Elvira vows to kill herself rather than belong either to the King or to

her uncle, and promises unwavering constancy to her lover Ernani.



Nevertheless the second Act shows Elvira on the eve of her wedding with

her uncle de Silva.



Ernani, once more proclaimed an outlaw seeks refuge in de Silva's

castle, again disguised as a pilgrim. But when Ernani hears of Donna

Elvira's approaching marriage with de Silva, he reveals his identity

and offers his head to the old man, telling him that his life is

forfeited and that a reward is offered for his capture. De Silva is

too generous to betray his rival; he orders the gates of the castle to

be barred at once.--While this is being done, Ernani violently

reproaches Elvira for having played him false. She answers, that she

has been led to believe him dead, and dissolved in tears they embrace

tenderly. Thus they are surprised by de Silva who, though for the time

being bound by the laws of hospitality swears to destroy Ernani,

wherever he may find him.



For the moment however he conceals his foe so well, that Don Carlos'

followers cannot find him. Though the King threatens to take the old

man's life, the nobleman remains true to his word and even makes the

greatest sacrifice by delivering Elvira as a hostage into the King's

hands.



Left alone he opens Ernani's hiding-place and challenges him to fight,

but when the latter proves to him, that Don Carlos is his rival and

wants to seduce Elvira, de Silva's wrath turns against the King.

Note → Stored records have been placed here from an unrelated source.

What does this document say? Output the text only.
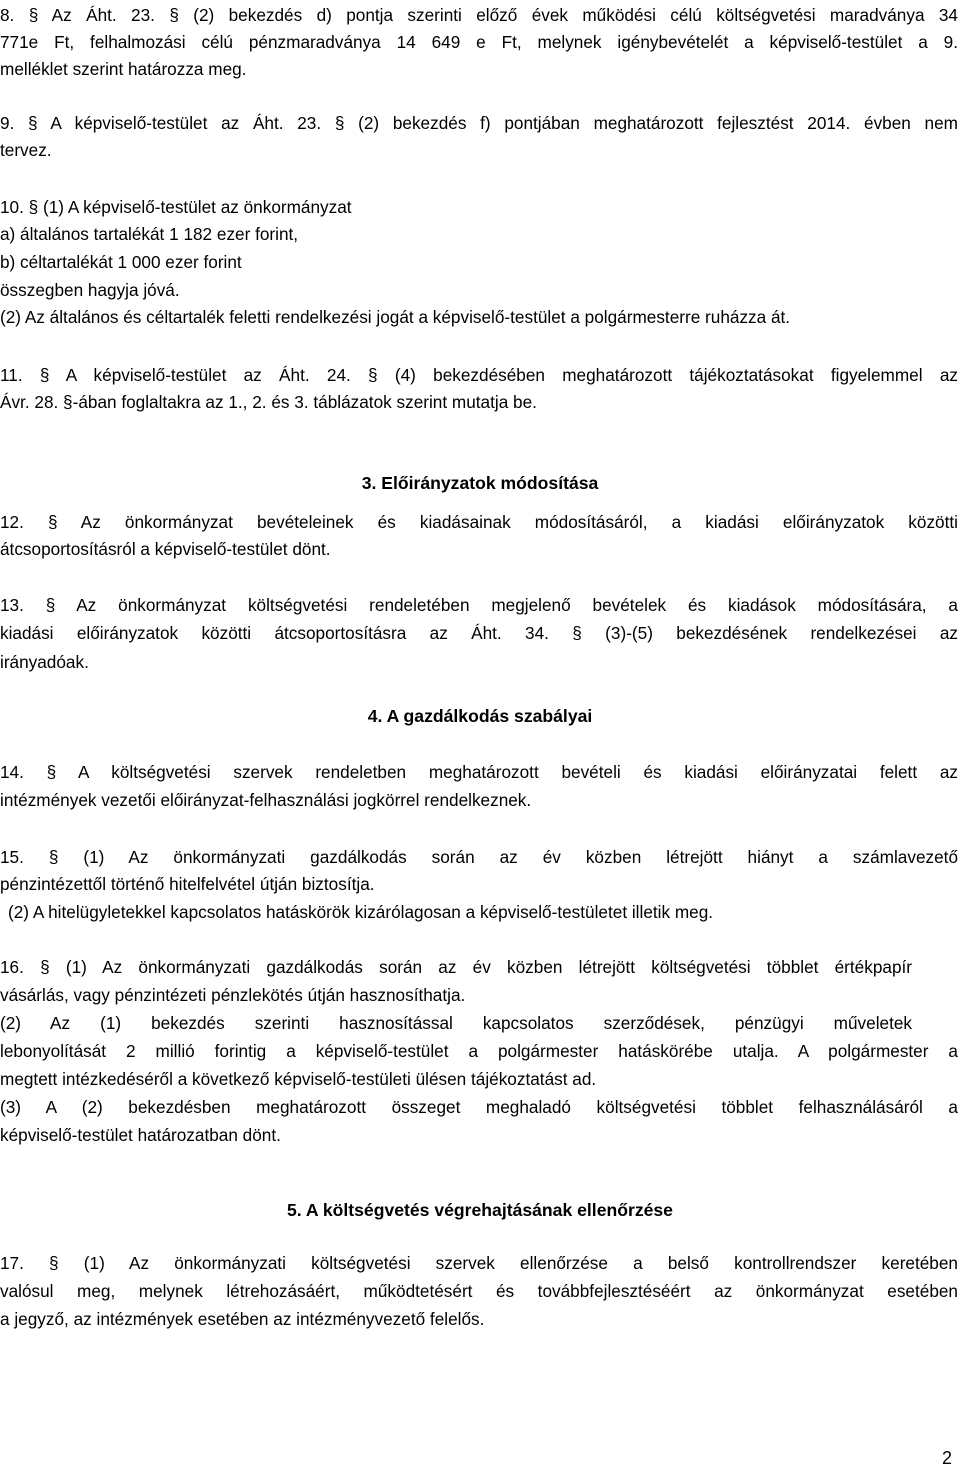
8. § Az Áht. 23. § (2) bekezdés d) pontja szerinti előző évek működési célú költségvetési maradványa 34
771e Ft, felhalmozási célú pénzmaradványa 14 649 e Ft, melynek igénybevételét a képviselő-testület a 9.
melléklet szerint határozza meg.
9. § A képviselő-testület az Áht. 23. § (2) bekezdés f) pontjában meghatározott fejlesztést 2014. évben nem
tervez.
10. § (1) A képviselő-testület az önkormányzat
a) általános tartalékát 1 182 ezer forint,
b) céltartalékát 1 000 ezer forint
összegben hagyja jóvá.
(2) Az általános és céltartalék feletti rendelkezési jogát a képviselő-testület a polgármesterre ruházza át.
11. § A képviselő-testület az Áht. 24. § (4) bekezdésében meghatározott tájékoztatásokat figyelemmel az
Ávr. 28. §-ában foglaltakra az 1., 2. és 3. táblázatok szerint mutatja be.
3. Előirányzatok módosítása
12. § Az önkormányzat bevételeinek és kiadásainak módosításáról, a kiadási előirányzatok közötti
átcsoportosításról a képviselő-testület dönt.
13. § Az önkormányzat költségvetési rendeletében megjelenő bevételek és kiadások módosítására, a
kiadási előirányzatok közötti átcsoportosításra az Áht. 34. § (3)-(5) bekezdésének rendelkezései az
irányadóak.
4. A gazdálkodás szabályai
14. § A költségvetési szervek rendeletben meghatározott bevételi és kiadási előirányzatai felett az
intézmények vezetői előirányzat-felhasználási jogkörrel rendelkeznek.
15. § (1) Az önkormányzati gazdálkodás során az év közben létrejött hiányt a számlavezető
pénzintézettől történő hitelfelvétel útján biztosítja.
(2) A hitelügyletekkel kapcsolatos hatáskörök kizárólagosan a képviselő-testületet illetik meg.
16. § (1) Az önkormányzati gazdálkodás során az év közben létrejött költségvetési többlet értékpapír
vásárlás, vagy pénzintézeti pénzlekötés útján hasznosíthatja.
(2) Az (1) bekezdés szerinti hasznosítással kapcsolatos szerződések, pénzügyi műveletek
lebonyolítását 2 millió forintig a képviselő-testület a polgármester hatáskörébe utalja. A polgármester a
megtett intézkedéséről a következő képviselő-testületi ülésen tájékoztatást ad.
(3) A (2) bekezdésben meghatározott összeget meghaladó költségvetési többlet felhasználásáról a
képviselő-testület határozatban dönt.
5. A költségvetés végrehajtásának ellenőrzése
17. § (1) Az önkormányzati költségvetési szervek ellenőrzése a belső kontrollrendszer keretében
valósul meg, melynek létrehozásáért, működtetésért és továbbfejlesztéséért az önkormányzat esetében
a jegyző, az intézmények esetében az intézményvezető felelős.
2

He accepts Ernani's offer to help him in frustrating the King's

designs, but at the same time he reminds him that his life is

forfeited.--Ernani declares himself satisfied and gives de Silva a

bugle, the sound of which is to proclaim, that the hour of reckoning

between the two foes has come.







The third Act takes place at Aix-la-Chapelle.



The King has heard of the conspiracy against his life. While the

conspirators assemble in the imperial vaults, he is concealed behind

the monument of Charlemagne and frustrates their designs by advancing

from his hiding-place and proclaiming himself Emperor.--



At the same moment the people rush in and do homage to Charles the

Fifth.--Ernani surrenders to his foes, but Elvira implores the

Emperor's pardon, which is granted, and Charles crowns his gracious act

by uniting the lovers and creating Ernani Duke of Segorbia.



Both Elvira and Ernani go to Seville to celebrate their nuptials. But

in the midst of their bliss Ernani hears the sound of his bugle and de

Silva appears and claims his rival's life. In vain the lovers implore

his mercy, de Silva is inexorable and relentlessly gives Ernani the

choice between a poisoned draught and a dagger. Seizing the latter

Ernani stabs himself, while Donna Elvira sinks senseless beside his

corpse, leaving the aged de Silva to enjoy his revenge alone.